How To Push Through A Plateau

I often get a question from new clients about how to push through a plateau. The answer I always give is to avoid plateauing in the first place. That’s easier done when you workout with a trainer, but even then, it occasionally occurs, so I’ll address both avoiding plateauing and pushing through it if it occurs. Plateauing often occurs when the body becomes too efficient at doing an exercise or specific group of exercises. While efficiency is good in everyday life, when it comes to workouts, it’s not good at all. It means the body adjusts to the workout and burns fewer calories. To avoid it, trainers provide a wide variety of workouts so your body is always working at the max to accomplish your goals.

It’s easier to lose weight when you first begin a fitness program.

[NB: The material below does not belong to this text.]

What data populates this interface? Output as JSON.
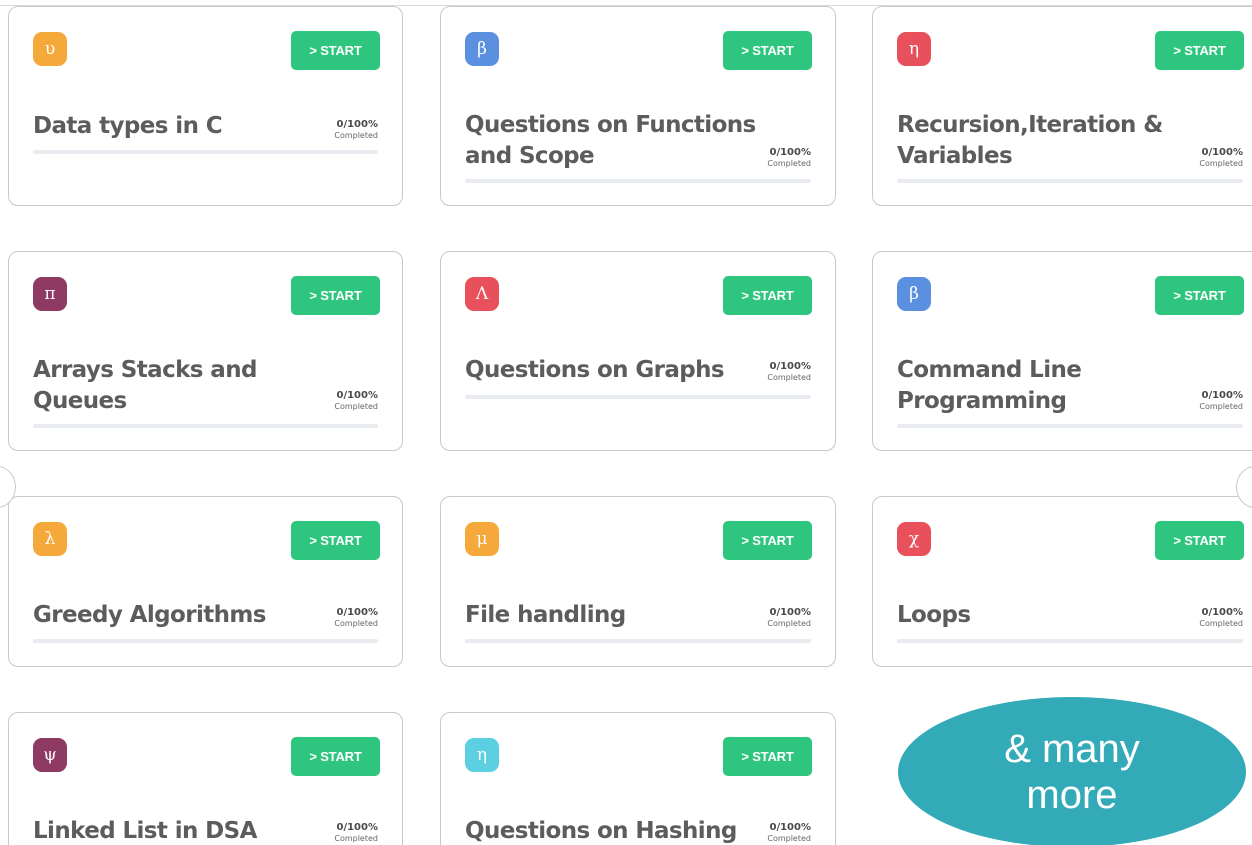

It just makes sense that your body has to move harder and burns more calories when you weigh 160 pounds than it does when you weigh 130 pounds. That extra weight is like carrying a 30 pound barbell continually. Your body requires fewer calories to maintain that lower weight. You either have to work harder or eat less. It’s one reason I constantly assess your fitness level and adjust the workout accordingly. The fitter you are, the harder you work and the more calories you burn.

If you’re still plateauing, rethink your goal.

You may be literally working your bottom off, but not seeing any weight loss on the scale. Here’s where you have to remember that it’s not always about shedding pounds, but also about being healthier and looking better. This is the point where inches do count. You probably are finding your clothing is loser or doesn’t fit at all. That’s good and exactly the reason you started on a fitness-weight loss program. Muscle tissue weighs more than fat tissue does, so when you lose inches, but not pounds, you’re building more muscle tissue.

Are you eating healthy but taking too much leeway in your diet?

Healthy eating allows you to eat high calorie foods occasionally and in small amounts. Occasionally doesn’t mean every day or twice a day. Healthy eating also includes what you drink. If you’re following a healthy diet to the letter, but washing down the food with a soft drink, you’re pounding on extra calories that you don’t need. Re-evaluate your eating pattern before you start believing that you’re never going to shed those pounds.

  • Keep the faith. If you’re doing everything right, you’ll lose weight. Sometimes water weight makes a difference. That’s one reason you shouldn’t weight yourself every day. There are fluctuations that have nothing to do with actual weight loss.
  • Stay active outside the gym. Take the stairs, ride a bike to work and keep moving. That adds to the number o calories you burn on a daily basis.
  • NEVER hate yourself for not losing weight. In fact, NEVER HATE YOURSELF AT ALL. It’s counterproductive. You should be your own best friend, no matter what you weigh.
  • Learn to enjoy working out and all the energy you get from exercising. You’ll eventually shed the pounds, but in the meantime, enjoy all the benefits a more active lifestyle brings.